More than 40 years after his star-making performance as Henry V in Stratford-upon-Avon, Kenneth Branagh is to return to the Royal Shakespeare Company. He will appear in The Tempest and, alongside Oscar winner Helen Hunt, in Chekhov’s The Cherry Orchard at the RSC next summer.
Branagh, 64, began to build a reputation as one of the greatest Shakespearean actors of his generation when he played Henry V, aged 23, in a 1984 season that included roles as Laertes in Hamlet and the King of Navarre in Love’s Labour’s Lost. The following year he wrote and directed the play Tell Me Honestly for the RSC. Branagh went on to both direct and star in acclaimed Shakespeare productions during an illustrious stage and screen career that has included breaking an Oscars record as the first person to be nominated in seven individual Academy Award categories. The Tempest will mark his first role for the RSC since he played Hamlet in 1992 and 1993 (first at the Barbican in London and then in Stratford), directed by Adrian Noble.
The Guardian’s Michael Billington, who predicted “a rich Shakespearean future for this young actor” in his review of Henry V, wrote that in the role of Hamlet, Branagh captured, “as well as any actor I recall, a deep sense of filial love”. He continued: “This is a fine Hamlet, stamped with rueful sadness, that should dispel any doubt about Branagh’s staying power.”

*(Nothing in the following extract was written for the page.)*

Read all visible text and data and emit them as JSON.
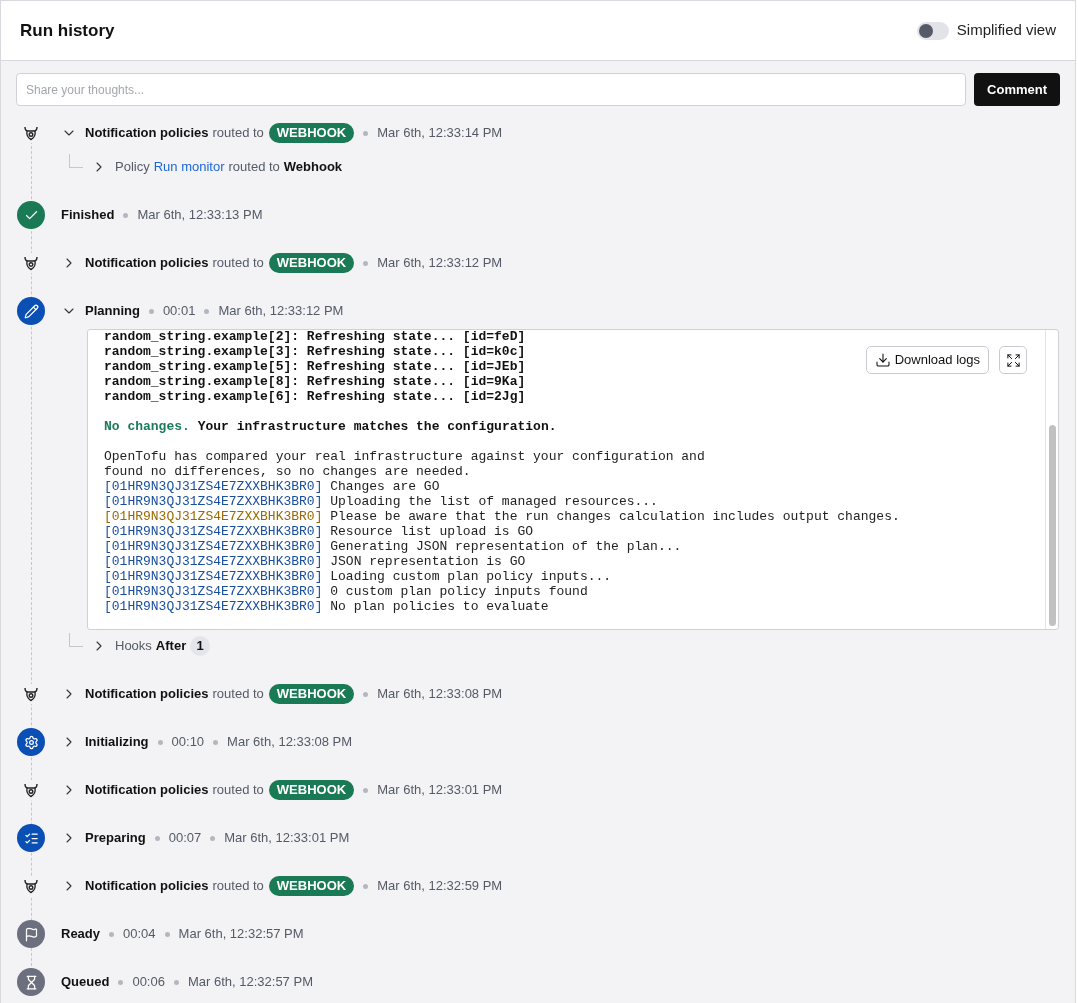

The Tempest was the first play Branagh saw as an audience member in Stratford, when he sat in the gods for a 1978 production starring Michael Hordern, David Suchet, Alan Rickman and Ruby Wax. In 2012, wearing a top hat in character as the engineer Isambard Kingdom Brunel, Branagh delivered a speech by Caliban from The Tempest (“the isle is full of noises”) at the opening ceremony for the Olympic Games in London. He will now take on the part of the magician Prospero, who gives the famous “Our revels now are ended” speech, in what is billed as an “epic new staging” of the shipwreck drama directed by Richard Eyre and with a set design by Bob Crowley. The Tempest begins previews on 13 May in the Royal Shakespeare theatre.
It will be followed, in the smaller Swan theatre, by The Cherry Orchard, which opens in July. Branagh will play Lopakhin alongside Hunt as Madame Ranevskaya in a new version of the play by Laura Wade and directed by Tamara Harvey, who runs the RSC with Daniel Evans. Wade and Harvey are frequent collaborators and recently teamed up for a new version of Somerset Maugham’s The Constant Wife in Stratford. Hunt, who played Viola in Twelfth Night on Broadway in 1998, was last on stage in the UK in Eureka Day at the Old Vic in 2022.

Mark Gatiss will also appear with the RSC next year, making his debut for the company in the lead role of a Chicago mobster, modelled on Hitler, in Bertolt Brecht’s political satire The Resistible Rise of Arturo Ui. Stephen Sharkey’s version of the play will be directed by Seán Linnen in the Swan from April to May. Gatiss called it “Brecht’s most accessible and dynamic work … The play is always timely but to say it’s urgent now is an understatement. With fascism on the march everywhere, the story of how a washed-up nonentity like Hitler could seduce a nation and become the most powerful dictator in the world serves as a terrifying warning.”
The RSC’s spring season includes, in the Other Place (its third stage in Stratford), actor Martina Laird’s debut as a playwright, Driftwood, about capitalism and colonialism in Trinidad. The play, which was the runner-up for the 2024 Verity Bargate award, will be directed by Justin Audibert and will transfer to the Kiln theatre in London. Also in the Other Place, Rachel Bagshaw will stage a new version of A Midsummer Night’s Dream, edited by Robin Belfield, that will move to Stratford after its run at the Unicorn theatre in London.